Her three-year study conducted in the highly diverse neighbourhood of St. Michel and laid out in a report titled #MtlSansprofilage, show young Blacks and Latinos suffering under an astounding level of racial profiling and over policing.
Dan Phillip and his team at the Black Coalition of Quebec has seen more than their share of police abuse and other injustices to the extent that they are preparing to launch a $4 million class action lawsuit against the police and their bosses on behalf of about 500 people who claim to have been profiled by the police.
Over the years there has been repeated calls for the department, the City Of Montreal and the provincial Public Security minister to stand with our beleaguered community and hold abusive officers accountable.

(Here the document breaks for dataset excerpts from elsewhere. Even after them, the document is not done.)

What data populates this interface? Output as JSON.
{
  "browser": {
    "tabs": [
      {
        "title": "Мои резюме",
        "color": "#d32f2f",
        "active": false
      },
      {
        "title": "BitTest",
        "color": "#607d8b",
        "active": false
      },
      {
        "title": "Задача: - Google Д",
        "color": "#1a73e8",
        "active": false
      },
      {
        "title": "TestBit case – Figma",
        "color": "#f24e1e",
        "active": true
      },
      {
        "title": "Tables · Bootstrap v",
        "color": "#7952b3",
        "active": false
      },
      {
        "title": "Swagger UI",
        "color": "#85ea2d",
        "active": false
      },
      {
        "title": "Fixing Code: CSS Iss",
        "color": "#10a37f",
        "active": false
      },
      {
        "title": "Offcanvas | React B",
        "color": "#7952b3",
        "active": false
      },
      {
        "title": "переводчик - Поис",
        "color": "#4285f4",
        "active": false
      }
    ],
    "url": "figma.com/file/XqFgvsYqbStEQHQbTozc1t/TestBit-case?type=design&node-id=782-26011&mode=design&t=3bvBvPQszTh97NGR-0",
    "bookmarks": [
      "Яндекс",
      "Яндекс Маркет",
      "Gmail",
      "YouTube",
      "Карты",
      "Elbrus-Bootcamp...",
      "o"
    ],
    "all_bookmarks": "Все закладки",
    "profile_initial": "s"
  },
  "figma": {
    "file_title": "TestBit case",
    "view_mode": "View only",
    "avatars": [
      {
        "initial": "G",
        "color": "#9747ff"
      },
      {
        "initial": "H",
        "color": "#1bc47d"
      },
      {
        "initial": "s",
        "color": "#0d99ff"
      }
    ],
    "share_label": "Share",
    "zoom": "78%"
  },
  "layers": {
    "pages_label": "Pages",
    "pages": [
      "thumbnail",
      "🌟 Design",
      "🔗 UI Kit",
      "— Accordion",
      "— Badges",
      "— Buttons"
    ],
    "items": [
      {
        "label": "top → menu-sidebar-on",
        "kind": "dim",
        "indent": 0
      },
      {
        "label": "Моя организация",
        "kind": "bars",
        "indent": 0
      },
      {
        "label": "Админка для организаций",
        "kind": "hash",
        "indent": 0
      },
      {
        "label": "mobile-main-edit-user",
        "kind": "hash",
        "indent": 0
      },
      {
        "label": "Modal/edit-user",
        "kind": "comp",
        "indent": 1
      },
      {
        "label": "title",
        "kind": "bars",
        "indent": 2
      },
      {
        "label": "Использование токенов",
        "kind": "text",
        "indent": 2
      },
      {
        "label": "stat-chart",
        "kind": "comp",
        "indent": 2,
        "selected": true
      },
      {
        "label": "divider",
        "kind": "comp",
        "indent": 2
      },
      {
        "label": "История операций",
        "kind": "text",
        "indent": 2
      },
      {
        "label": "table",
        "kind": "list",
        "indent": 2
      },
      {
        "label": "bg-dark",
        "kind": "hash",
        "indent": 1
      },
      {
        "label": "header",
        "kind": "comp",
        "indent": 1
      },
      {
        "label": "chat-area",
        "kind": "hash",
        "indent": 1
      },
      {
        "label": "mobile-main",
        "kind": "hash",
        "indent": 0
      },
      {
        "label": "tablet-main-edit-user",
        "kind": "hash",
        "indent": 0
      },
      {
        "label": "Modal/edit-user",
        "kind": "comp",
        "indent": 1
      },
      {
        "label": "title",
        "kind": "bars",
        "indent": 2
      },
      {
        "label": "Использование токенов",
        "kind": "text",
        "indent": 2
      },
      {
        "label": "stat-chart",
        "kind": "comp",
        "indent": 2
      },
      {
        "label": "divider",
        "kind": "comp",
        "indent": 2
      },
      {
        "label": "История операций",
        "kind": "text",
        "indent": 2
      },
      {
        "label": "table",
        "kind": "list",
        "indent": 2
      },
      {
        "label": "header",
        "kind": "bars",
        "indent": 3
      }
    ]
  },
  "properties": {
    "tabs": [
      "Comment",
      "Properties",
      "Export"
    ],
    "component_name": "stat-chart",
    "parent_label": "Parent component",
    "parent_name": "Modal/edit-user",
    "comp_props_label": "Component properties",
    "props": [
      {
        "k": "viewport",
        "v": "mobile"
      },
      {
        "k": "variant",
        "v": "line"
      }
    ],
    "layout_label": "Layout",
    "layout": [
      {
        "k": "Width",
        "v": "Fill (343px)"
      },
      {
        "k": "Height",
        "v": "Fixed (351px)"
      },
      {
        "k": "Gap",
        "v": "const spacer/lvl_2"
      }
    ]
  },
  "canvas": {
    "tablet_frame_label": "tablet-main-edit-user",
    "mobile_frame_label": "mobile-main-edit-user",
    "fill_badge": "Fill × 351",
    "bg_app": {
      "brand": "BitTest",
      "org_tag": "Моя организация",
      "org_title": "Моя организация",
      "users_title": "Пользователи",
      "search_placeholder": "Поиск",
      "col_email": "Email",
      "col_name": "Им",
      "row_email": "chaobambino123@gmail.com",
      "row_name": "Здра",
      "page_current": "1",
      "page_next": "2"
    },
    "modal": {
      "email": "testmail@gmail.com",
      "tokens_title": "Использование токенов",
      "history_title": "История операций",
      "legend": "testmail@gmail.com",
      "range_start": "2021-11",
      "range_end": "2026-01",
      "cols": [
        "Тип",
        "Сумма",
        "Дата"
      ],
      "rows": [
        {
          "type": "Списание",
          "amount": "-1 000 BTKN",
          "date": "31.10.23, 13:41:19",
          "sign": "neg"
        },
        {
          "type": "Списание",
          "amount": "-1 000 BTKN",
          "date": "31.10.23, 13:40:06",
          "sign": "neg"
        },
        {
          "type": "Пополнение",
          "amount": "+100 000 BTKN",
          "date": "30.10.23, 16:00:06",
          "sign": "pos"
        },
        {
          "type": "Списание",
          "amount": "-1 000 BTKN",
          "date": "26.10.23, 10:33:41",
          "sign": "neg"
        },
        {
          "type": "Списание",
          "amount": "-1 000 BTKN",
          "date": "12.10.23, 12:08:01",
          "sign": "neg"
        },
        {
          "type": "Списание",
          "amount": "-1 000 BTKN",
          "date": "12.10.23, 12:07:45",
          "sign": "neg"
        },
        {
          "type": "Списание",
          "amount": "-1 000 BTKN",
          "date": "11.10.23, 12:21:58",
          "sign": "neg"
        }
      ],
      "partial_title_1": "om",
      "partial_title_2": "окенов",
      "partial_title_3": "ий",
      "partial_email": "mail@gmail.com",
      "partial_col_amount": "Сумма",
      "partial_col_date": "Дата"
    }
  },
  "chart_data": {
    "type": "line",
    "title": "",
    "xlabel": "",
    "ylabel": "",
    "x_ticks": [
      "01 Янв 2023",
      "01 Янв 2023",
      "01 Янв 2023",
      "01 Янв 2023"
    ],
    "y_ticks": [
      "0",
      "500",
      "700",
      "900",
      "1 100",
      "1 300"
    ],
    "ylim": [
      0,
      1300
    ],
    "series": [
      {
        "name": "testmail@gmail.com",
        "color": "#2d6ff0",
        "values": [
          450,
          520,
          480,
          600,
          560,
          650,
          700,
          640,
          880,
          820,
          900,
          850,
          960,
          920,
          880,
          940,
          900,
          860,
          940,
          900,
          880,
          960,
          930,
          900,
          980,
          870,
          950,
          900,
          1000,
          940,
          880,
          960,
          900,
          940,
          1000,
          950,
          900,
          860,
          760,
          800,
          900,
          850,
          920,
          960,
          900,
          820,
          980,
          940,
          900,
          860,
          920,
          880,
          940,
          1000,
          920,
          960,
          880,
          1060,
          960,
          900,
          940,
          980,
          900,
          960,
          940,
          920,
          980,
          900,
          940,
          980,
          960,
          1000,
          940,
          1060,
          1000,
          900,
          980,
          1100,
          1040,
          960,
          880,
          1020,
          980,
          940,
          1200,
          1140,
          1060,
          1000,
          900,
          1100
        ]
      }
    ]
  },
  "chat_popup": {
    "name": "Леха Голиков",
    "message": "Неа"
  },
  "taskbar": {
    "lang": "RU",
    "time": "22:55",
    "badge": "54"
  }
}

So far: rien, nada, crap-all … nothing in any language.
They wouldn’t even stipulate that officers collect racial data on people they routinely stop, just so that we can gauge.
That’s why so many are disbelieving and un-trusting when the newly installed Police chief, Sylvain Caron, brought forth what he called a three-year strategy to eliminate profiling.
For the most part the plan, unveiled in December 2018 as Caron was about to assume leadership of a department that has been in a lingering state of instability, was met with skepticism by community advocates.
After all being there, heard that.
There have been a lot of empty promises in the past, especially when an unfortunate community member dies at the hand of the police.
Now the chief is saying that he wants more minorities in the force and better relations with the community, along with a promise to move toward the collection and release of racial data.
Because so many have suffered and continue to suffer humiliation and pain at the hands of the police, we can only wait and see.
But change will not come easily or quickly. So it’s incumbent that we remain vigilant and continue to demand respect and accountability from those who might not think we deserve it.